I'ts ok to say Hello to strangers.

I tried with code:

use strict;
use warnings;

my $input_aa='aa.txt';

while (1){
print "Enter the word you are looking for (or 'quit' to exit): ";
my $answer = <STDIN>;
chomp $answer;
last if $answer =~/quit/i; #
print "Looking for '$answer'\n";
my $found = 0;
open my $f, "<", $input_aa or die "ERROR: Cannot open '$input_aa': $!";
while (<$f>) {
m/$answer/ or next;
$found=1;
last;
             }
close $f;
if ($found){
print "Found $answer!\n";
while ( my $line = <$input_aa> ) {
print $line;


                                 }
           }
else{
print "Sorry - $answer was not found\n";
    }
           }


I want when I enter a keyword from the keyboard to compare in the file and output the line with that word. For example, when I enter the word "Nothing", it outputs the line "Nothing is worth more than the truth.". I tried with the code but it doesn't output the line when i enter the keyword from the keychain. Where's the problem?

CodePudding user response:

Looks like the problem is this line:

while ( my $line = <$input_aa> ) 

Try instead saving away the line earlier when you find it, eg replace $found = 1 with:

$found = $_;

and then later you can just print $found

CodePudding user response:

Your code works correctly, until you try to print the matching line. Your code tries to read <$input_aa> which is not a valid file handle.

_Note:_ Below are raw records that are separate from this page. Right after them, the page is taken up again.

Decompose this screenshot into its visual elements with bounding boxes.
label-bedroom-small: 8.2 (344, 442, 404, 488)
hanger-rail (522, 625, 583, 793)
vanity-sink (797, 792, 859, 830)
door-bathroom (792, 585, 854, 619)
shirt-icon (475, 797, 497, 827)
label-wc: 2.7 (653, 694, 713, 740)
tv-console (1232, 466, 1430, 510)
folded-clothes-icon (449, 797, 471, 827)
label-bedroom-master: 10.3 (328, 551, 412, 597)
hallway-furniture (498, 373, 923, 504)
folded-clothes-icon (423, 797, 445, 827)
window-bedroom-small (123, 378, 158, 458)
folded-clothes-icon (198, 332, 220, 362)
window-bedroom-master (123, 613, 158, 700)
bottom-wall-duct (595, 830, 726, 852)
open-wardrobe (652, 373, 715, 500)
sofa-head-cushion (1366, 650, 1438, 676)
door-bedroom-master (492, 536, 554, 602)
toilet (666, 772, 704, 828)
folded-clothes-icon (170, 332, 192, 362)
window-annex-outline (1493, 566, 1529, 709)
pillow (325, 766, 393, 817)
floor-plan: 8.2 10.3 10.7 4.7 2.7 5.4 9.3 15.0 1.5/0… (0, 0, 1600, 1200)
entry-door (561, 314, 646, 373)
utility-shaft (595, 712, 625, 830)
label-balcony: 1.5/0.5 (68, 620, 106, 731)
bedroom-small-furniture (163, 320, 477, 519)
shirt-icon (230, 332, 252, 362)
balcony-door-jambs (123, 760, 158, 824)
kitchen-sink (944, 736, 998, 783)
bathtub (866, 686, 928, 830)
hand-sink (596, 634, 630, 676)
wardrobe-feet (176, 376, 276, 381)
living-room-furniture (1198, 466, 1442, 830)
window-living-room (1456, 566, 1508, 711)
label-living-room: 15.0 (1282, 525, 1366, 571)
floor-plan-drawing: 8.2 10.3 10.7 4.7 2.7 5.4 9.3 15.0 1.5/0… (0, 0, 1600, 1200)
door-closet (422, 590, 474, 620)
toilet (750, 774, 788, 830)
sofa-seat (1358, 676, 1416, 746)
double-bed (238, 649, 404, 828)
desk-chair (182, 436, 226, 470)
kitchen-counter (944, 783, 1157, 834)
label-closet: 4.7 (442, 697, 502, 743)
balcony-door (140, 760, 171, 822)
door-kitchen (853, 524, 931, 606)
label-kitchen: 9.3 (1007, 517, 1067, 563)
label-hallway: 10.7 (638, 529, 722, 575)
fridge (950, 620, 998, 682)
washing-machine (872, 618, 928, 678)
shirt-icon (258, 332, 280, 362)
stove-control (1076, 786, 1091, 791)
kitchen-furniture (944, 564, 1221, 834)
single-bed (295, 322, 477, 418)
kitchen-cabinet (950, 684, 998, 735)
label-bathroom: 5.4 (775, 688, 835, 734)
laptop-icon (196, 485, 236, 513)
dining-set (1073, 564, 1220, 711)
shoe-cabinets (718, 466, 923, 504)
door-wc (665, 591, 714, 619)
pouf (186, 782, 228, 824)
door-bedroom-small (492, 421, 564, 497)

Instead, you could simply save the matching line when you find it using the $found variable, eg:

use strict;
use warnings;

my $input_aa='aa.txt';

while (1) {
    print "Enter the word you are looking for (or 'quit' to exit): ";
    my $answer = <STDIN>;
    chomp $answer;
    last if $answer =~/quit/i; #
    print "Looking for '$answer'\n";
    my $found;
    open my $f, "<", $input_aa or die "ERROR: Cannot open '$input_aa': $!";
    while (<$f>) {
        m/$answer/ or next;
        $found=$_;
        last;
    }
    close $f;
    if (defined($found)) {
        print "Found $answer! in this line: $found";
    } else {
        print "Sorry - $answer was not found\n";
    }
}

The changes are to not initialize $found, so the check is whether $found is defined or not. Then we just print $found if it is defined.